La première consisterait, au lieu de pratiquer des exonérations de taxe d’habitation, à en modifier l’assiette. Le système actuel est illisible et injuste. Il faut le remplacer par un mécanisme de  » centimes additionnels  » à l’IR, c’est-à-dire de taxes locales calculées en proportion de l’impôt sur le revenu. On en finirait avec des valeurs locatives incompréhensibles et jamais réévaluées, et on simplifierait le recouvrement, puisque la même déclaration permettrait de calculer à la fois l’impôt sur le revenu et la taxe d’habitation, en fonction des taux librement déterminés par les collectivités locales.

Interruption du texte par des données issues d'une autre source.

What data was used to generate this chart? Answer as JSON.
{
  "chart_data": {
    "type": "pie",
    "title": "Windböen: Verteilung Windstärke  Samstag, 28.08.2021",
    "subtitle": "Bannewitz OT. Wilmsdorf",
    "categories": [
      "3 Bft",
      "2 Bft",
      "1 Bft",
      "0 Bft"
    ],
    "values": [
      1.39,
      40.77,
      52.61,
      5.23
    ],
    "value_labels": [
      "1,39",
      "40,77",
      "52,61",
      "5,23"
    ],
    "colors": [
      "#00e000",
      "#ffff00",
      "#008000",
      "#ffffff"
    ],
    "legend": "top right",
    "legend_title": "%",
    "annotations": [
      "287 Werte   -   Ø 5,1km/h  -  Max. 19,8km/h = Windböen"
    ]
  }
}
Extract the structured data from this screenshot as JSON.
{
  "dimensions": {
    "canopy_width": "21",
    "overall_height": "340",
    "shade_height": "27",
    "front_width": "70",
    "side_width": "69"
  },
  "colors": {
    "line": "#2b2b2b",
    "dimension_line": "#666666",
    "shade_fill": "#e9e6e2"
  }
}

La deuxième réforme conduirait à remplacer progressivement l’assiette des prélèvements obligatoires qui pénalisent le travail salarié. Ils sont innombrables : cotisations de sécurité sociale, d’allocations familiales, de retraite, de chômage, versement transport, taxe sur les salaires, taxes parafiscales, etc. Il ne s’agirait pas de supprimer tout prélèvement au niveau des entreprises. Il ne s’agirait pas non plus de créer une TVA  » sociale  » en contrepartie de la suppression d’une ou deux cotisations. Ce qui est proposé ici est d’une tout autre ampleur.

Pénalisation de l’emploi salarié

Il s’agirait de modifier la base de calcul des prélèvements effectués au niveau de la production de biens et de services, en remplaçant la masse salariale ou le nombre d’employés par la valeur ajoutée de l’entreprise. Une telle réforme pourrait s’étaler sur une dizaine d’années, par tranches annuelles, pour éviter les transferts massifs et immédiats.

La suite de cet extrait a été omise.